Ingestão Diária Admissível

              O estabelecimento da ingestão diária admissível (ADI) para o ciclamato de sódio não foi um processo fácil, e esta tem vindo a ser ajustada à medida que mais estudos vão sendo feitos com o edulcorante. A dificuldade em estabelecer a ADI para o ciclamato de sódio é devido à sua farmacocinética. O conhecimento rigoroso deste processo é vital na confiança do estabelecimento da ADI. 

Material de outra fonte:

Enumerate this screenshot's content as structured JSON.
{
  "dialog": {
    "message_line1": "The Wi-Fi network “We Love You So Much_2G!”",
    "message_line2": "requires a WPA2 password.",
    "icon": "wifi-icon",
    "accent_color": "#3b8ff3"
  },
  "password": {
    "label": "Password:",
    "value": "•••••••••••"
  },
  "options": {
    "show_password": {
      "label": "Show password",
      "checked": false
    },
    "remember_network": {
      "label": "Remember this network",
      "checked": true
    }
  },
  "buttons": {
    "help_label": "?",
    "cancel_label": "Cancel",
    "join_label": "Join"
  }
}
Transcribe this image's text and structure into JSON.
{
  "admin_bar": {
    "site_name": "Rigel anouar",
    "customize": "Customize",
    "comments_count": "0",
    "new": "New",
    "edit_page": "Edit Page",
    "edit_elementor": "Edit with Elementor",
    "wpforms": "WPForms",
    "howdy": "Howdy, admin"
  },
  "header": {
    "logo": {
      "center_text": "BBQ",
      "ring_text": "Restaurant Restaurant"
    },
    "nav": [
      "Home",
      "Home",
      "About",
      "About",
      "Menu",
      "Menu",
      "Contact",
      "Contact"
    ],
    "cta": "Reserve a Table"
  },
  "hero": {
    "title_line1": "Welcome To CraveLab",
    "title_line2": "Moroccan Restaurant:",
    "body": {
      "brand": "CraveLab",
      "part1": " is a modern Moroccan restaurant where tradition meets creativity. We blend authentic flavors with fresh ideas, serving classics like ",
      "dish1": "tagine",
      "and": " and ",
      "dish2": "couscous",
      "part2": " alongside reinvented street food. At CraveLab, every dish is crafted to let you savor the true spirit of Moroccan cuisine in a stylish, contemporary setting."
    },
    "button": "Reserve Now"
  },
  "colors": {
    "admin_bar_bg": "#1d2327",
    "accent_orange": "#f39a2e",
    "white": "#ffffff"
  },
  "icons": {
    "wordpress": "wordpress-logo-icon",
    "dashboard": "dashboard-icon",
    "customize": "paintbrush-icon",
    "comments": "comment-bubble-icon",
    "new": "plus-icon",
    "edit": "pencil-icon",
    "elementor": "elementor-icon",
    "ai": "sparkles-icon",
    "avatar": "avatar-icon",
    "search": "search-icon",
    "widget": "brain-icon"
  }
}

               A biodisponibilidade do ciclamato de sódio é muito baixa em humanos, e  ele por si só não tem efeitos tóxicos. A fração que absorvida é rapidamente excretada sem sofrer modificações, e praticamente não há acumulação nos órgãos, leite e sangue. Além disso, o Ratinho, a espécie animal usada nos estudos que levaram ao estabelecimeno da ADI, é uma má escolha como animal de teste porque há diferenças na distribuição e metabolização do ciclamato de sódio a  ciclohexilamina, o metabolito que tem potencial tóxico, em relação ao que se passa no homem. Além disso, o facto de que no homem a ciclohexilamina apenas é formada pela flora bacteriana ao metabolizar o ciclamato de sódio no intestino, e que esta flora é diferente de individuo para indíviduo, e está condicionada pelo tipo de dieta, pelo conteúdo do cólon e  pela adaptação da própria flora às condições do meio envolvente, torna esta determinação bastante complexa. [17]




                                                        
         Assim, estabelecer um valor para a ingestão diária admissível para o ciclamato de sódio foi um processo bastante delicado porque apenas o resultado da metabolização por parte da flora intestinal é toxico, e diferentes pessoas metabolizam este edulcorante de forma quantitativamente muito diferente, incluindo uma percentagem bastante significativa (80%) que excretava o ciclamato sem qualquer tipo de metabolização.

        
De acordo com a JECFA (The Joint FAO/WHO Expert Committee On Food Additives) a ingestão diária admissível situa-se entre 0-11 mg/kg de peso para o ciclamato de sódio, expresso em ácido ciclamico. Em 2000, a Scientific Comimittee on Food da União Europeia decidiu avaliar novamente a dose diária admissível, baseando-se em novos estudos, tendo decidido descer o valor para 0-7 mg/kg de peso corporal [14]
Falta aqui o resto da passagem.